紀伊さんいわく、自分がお茶を作るわけでも、茶葉を育てるわけでもない。だからこそ、自分ができることとして、パッケージには思い切って力を入れたそう。缶はサイズだけでなく、色づくりからメーカーの職人さんと相談。箱は国産の手貼り。ギフトには鈴を添えています。

さらに驚いたのが、袋入りのお茶につけるクリップ。たとえば「柚子ほうじ」は、甘くしっかりしたほうじ茶に、長崎県多良見産の柚子皮を合わせたお茶。茶葉が大きく、缶ではなく袋に入れる必要があったことから、袋のパッケージを作り、燕三条の職人さんにオリジナルのクリップまで依頼したそうです。茶葉を一枚たりともこぼしてほしくないから、とのこと。そこまでやるんですか!

でも、この「そこまで」が紀伊さんらしさなのかもしれません。贈る人にも、受け取る人にも、きちんと気持ちが届くように考えられています。
お茶は、もっと自由でいい
取材中、印象に残ったのが「お茶の淹れ方」の話でした。日本茶というと、美味しく淹れるには適切な温度や時間を守らないといけないような気がしてしまいます。でも紀伊さんは、作法に縛られすぎなくていいと言います。

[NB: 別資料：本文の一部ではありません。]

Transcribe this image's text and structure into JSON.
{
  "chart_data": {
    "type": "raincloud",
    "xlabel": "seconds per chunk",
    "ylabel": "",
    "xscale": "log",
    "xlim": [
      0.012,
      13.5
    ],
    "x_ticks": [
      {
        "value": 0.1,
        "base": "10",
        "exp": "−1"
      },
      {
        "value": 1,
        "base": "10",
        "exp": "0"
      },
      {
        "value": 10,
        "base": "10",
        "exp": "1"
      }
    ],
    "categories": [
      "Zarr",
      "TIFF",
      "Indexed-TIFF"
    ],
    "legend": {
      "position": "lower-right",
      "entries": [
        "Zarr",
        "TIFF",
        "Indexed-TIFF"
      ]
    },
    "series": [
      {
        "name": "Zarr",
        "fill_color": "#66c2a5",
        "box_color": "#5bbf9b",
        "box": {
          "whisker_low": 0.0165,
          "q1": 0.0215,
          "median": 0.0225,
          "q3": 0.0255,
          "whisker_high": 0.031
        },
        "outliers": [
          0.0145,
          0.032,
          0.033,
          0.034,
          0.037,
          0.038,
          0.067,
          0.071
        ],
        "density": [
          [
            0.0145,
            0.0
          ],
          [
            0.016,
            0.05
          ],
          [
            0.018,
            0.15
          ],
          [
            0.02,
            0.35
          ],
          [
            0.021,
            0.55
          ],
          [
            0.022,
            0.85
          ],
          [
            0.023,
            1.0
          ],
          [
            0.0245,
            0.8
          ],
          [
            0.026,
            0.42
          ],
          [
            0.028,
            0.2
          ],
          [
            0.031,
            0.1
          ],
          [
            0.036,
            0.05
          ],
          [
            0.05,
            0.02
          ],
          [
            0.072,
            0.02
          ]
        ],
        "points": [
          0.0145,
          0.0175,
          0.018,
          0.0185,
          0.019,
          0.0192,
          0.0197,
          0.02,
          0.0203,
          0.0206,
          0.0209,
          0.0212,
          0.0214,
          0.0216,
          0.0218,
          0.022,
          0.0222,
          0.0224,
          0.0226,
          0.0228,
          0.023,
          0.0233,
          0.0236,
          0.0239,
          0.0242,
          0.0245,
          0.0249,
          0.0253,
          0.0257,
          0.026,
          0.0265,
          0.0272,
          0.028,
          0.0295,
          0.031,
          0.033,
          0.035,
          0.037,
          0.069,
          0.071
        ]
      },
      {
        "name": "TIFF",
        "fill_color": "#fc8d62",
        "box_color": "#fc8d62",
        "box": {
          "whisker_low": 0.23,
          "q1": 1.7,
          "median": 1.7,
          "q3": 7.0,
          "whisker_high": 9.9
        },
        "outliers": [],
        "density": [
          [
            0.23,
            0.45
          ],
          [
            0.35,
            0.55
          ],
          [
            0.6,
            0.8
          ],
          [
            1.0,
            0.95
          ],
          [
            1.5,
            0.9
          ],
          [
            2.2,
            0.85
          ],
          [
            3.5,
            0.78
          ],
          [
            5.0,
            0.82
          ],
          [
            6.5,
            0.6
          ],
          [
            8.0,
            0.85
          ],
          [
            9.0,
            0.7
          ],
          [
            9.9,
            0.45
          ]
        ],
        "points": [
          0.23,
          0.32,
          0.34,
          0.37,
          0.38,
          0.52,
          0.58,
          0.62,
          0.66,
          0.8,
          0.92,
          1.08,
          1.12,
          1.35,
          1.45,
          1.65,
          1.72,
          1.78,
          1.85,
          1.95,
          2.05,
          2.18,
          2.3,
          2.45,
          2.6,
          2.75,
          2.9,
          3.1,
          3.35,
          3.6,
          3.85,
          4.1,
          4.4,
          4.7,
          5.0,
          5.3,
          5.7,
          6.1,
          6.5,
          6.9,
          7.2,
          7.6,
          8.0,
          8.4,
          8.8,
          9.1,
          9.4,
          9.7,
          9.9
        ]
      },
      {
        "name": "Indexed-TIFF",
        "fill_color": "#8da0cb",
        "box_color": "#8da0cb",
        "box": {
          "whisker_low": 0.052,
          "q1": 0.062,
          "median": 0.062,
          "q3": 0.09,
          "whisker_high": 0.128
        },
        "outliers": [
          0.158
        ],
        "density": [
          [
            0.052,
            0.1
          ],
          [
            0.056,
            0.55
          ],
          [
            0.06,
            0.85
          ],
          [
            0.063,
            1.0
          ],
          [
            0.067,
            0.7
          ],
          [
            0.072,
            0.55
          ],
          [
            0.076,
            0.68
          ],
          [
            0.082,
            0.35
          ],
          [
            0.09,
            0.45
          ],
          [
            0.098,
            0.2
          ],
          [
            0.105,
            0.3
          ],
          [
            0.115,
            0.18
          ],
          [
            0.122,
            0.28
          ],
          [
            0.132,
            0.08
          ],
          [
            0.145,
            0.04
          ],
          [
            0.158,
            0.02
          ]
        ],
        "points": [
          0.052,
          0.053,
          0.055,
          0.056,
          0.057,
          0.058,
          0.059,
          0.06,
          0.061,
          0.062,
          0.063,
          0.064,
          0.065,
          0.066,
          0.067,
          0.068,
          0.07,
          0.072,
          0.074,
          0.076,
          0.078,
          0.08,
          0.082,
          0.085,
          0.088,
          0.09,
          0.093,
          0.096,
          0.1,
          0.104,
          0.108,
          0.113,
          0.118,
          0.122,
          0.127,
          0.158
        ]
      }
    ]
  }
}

お湯の温度が高ければ、渋みや苦みが出やすい。低ければ、旨みが出やすい。茶葉の量が多ければ濃くなり、少なければ軽くなる。それを知ったうえで、あとはその時の自分に合わせればいい。二日酔いの朝にピリッとしたいなら、少し高めの温度で。昼休みのあと、ほっとしたいなら、少し温度を下げて。忙しい日は、キッチンに立ったままでもいい。
縛られなくていい。そう思えるだけで、お茶との距離がぐっと近くなる気がします。
ギフトにも、自分用にも
日本茶は賞味期限も比較的長く、贈り物にしやすいもの。それでいて、パッケージが美しく、選ぶ楽しさもある。「いつもの手土産、ちょっと変えたいな」という時にもよさそうです。
そしてもちろん、自分用にも。和紅茶や和烏龍茶は、日本の食べ物やお菓子にもなじみやすく、冷たくしても、炭酸で割っても、お酒と合わせても楽しめるそう。お茶って、思っていたよりかなり遊べるんですね。
芝3丁目で偶然見つけたお茶のお店。試飲もできるので気になった方はぜひ一度、紀伊さんに相談しながら、自分に合う一杯を探してみてください。